Le leadership féminin englobe des ressources ou qualités qui sont encore sous-exploitées dans les entreprises ou les organisations. Or elles sont essentielles pour relever les défis business et humains de ce siècle. Les hommes comme les femmes peuvent faire appel à ces ressources pour diriger, créer, manager, gérer, innover, entreprendre, administrer, etc. 

Un contexte encore peu propice


D’après la conférencière et l’auteure Janie Duquette, il y a encore des doubles standards pour les 2 sexes.

Selon Victor Hwang, un entrepreneur et investisseur de la Silicon Valley, la culture d’entreprise privilégie la perspective masculine non pas pour marginaliser les femmes mais parce que c’est un monde conçu par les hommes pour les hommes. Par conséquent, les contributions féminines sont souvent invisibles alors que les contributions masculines sont reconnues et récompensées. 

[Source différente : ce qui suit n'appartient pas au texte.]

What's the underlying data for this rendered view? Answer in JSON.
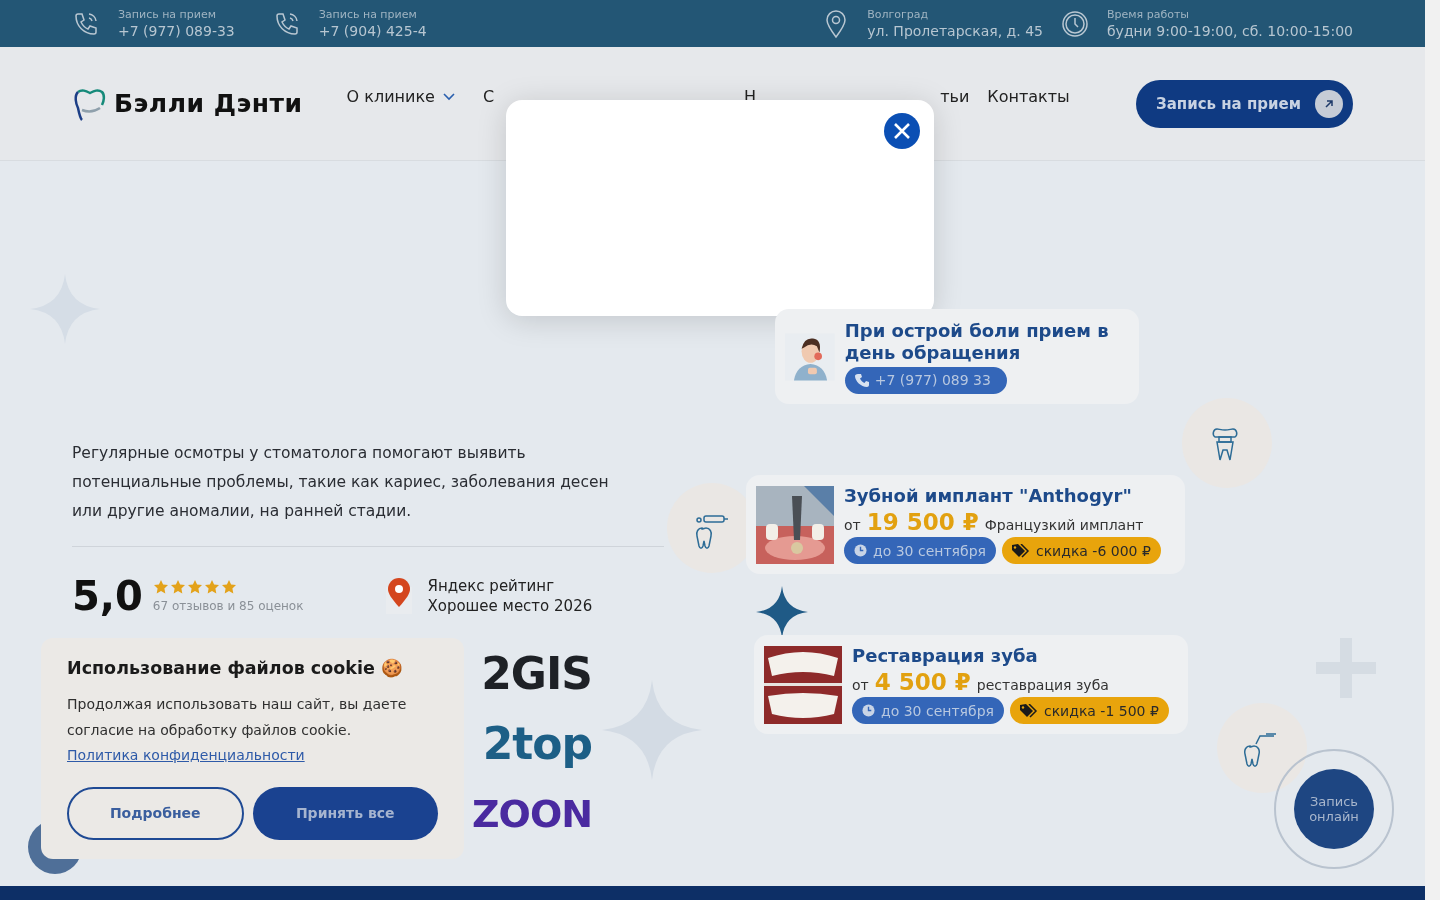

Il a une vision intéressante sur le sujet. Il pense que les femmes qualifiées ne sont pas promues parce que leurs valeurs et leurs traits ne correspondent pas à ce que le leadership a traditionnellement été. Ce qui crée un double obstacle pour les femmes et elles font face aux biais inconscients. Elles ont les capacités pour réussir dans un monde d’hommes, mais cela peut avoir un coût psychologique et physiologique élevé. Par conséquent, plutôt que de s’appuyer sur un système qui n’a pas été conçu pour reconnaître et récompenser leurs forces et leurs contributions ; de nombreuses femmes abandonnent la voie de la direction ou créent leur propre entreprise où elles peuvent dicter leurs propres conditions. 

Une enquête mondiale 

Dans une enquête mondiale menée auprès de 64 000 personnes dans 13 pays, les deux tiers des personnes interrogées (les 2 sexes) considèrent les qualités féminines comme essentielles pour résoudre les problèmes les plus pressants dans le domaine des affaires, de l’éducation, du gouvernement et bien plus encore. 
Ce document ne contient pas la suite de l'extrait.